The Bus Passenger Survey and Concessionary Fares in the UK: More Light in the Darkness?

The Bus Passenger Survey and Concessionary Fares in the UK: More Light in the Darkness?


A Meaney, M Shepherd, Oxera Consulting Ltd.; I Wright, Passenger Focus, UK


The concessionary bus fares regimes in the UK costs over £1 billion per year, but there is a lack of understanding about who benefits. This paper will use an English passenger survey to provide insights into the beneficiaries.

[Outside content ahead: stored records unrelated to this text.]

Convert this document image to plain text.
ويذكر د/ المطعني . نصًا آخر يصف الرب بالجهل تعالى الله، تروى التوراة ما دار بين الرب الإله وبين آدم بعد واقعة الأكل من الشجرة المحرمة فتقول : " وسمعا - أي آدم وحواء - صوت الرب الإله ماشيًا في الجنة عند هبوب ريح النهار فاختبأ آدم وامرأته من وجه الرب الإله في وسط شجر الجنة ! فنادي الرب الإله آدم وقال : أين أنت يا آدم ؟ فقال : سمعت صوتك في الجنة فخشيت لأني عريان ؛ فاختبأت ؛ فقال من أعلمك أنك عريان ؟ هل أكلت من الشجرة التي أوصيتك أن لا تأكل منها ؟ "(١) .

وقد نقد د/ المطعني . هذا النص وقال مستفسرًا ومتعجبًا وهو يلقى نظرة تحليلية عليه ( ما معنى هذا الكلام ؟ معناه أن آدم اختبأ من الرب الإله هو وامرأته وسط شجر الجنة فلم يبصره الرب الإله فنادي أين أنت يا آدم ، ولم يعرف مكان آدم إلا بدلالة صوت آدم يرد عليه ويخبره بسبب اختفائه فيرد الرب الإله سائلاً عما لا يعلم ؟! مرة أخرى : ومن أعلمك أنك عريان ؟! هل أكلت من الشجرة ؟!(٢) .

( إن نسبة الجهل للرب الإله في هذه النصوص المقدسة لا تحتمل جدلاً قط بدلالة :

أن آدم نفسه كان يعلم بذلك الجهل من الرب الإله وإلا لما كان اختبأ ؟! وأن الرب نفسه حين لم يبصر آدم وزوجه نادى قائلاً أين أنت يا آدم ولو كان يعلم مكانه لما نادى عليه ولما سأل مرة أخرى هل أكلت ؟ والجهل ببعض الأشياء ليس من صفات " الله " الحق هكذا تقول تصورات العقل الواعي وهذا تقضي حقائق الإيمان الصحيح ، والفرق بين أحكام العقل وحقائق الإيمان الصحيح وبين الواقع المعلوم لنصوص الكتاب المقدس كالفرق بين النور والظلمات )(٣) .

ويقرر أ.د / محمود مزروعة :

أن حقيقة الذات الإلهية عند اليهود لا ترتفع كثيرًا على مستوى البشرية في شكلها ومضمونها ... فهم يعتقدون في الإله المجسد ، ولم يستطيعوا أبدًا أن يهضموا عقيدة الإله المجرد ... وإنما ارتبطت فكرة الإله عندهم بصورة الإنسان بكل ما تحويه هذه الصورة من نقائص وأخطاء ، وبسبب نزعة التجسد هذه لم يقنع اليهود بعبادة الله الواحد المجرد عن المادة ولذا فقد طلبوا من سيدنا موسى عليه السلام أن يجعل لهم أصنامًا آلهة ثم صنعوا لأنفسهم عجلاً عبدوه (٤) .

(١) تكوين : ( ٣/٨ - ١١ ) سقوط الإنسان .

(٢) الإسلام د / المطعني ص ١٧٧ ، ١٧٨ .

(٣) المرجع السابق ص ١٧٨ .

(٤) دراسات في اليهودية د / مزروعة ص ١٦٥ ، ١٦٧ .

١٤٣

While entitlement to, and coverage of, concessionary fares schemes varies between England, Scotland, Wales and Northern Ireland, such a scheme for elderly and disabled people is available in all parts of the UK. These schemes typically allow certain categories of disabled people, and people over pensionable age, to travel on local buses without charge, with the government reimbursing operators for carrying these passengers. In England, the scheme has proven to be very popular since its introduction in 2000 and expansion in 2008, costing the taxpayer in England over £1 billion in 2010/11. However, as highlighted in previous ETC papers (Meaney and Last (2011) and Last (2010)), there has been a lack of analysis into who benefits from this policy.

Last (2010) presented evidence on the patterns of trip-making by concessionary pass-holders in a particular area of England. He suggested that a large proportion of concessionary pass-holders did not use their passes at all, and that a relatively small proportion of pass-holders make up the majority of journeys. However, it has previously not been possible to understand the demographics of the group.

Passenger Focus (the passenger watchdog for bus and rail passengers in the UK) commissions a regular survey of bus passengers, called the Bus Passenger Survey. This involves over 21,000 bus passengers in England (covering areas responsible for around 70% of patronage), and asks a range of demographic questions, thus enabling an understanding, for the first time, of the demographics of the passengers who travel on concessionary passes. The survey is sufficiently detailed that results can be disaggregated into local areas and into those passengers with disabilities and those using an older person's bus pass, thus permitting detailed analysis of both regional differences and differences in journey purposes.

This paper will provide details about the survey and draw insights into the demographics and journey purposes of passengers using concessionary tickets. It will provide an important contribution to the policy debate by permitting, for the first time, a more in-depth discussion of who the beneficiaries of the concessionary fares policy are, and therefore the social and economic benefits that the policy provides.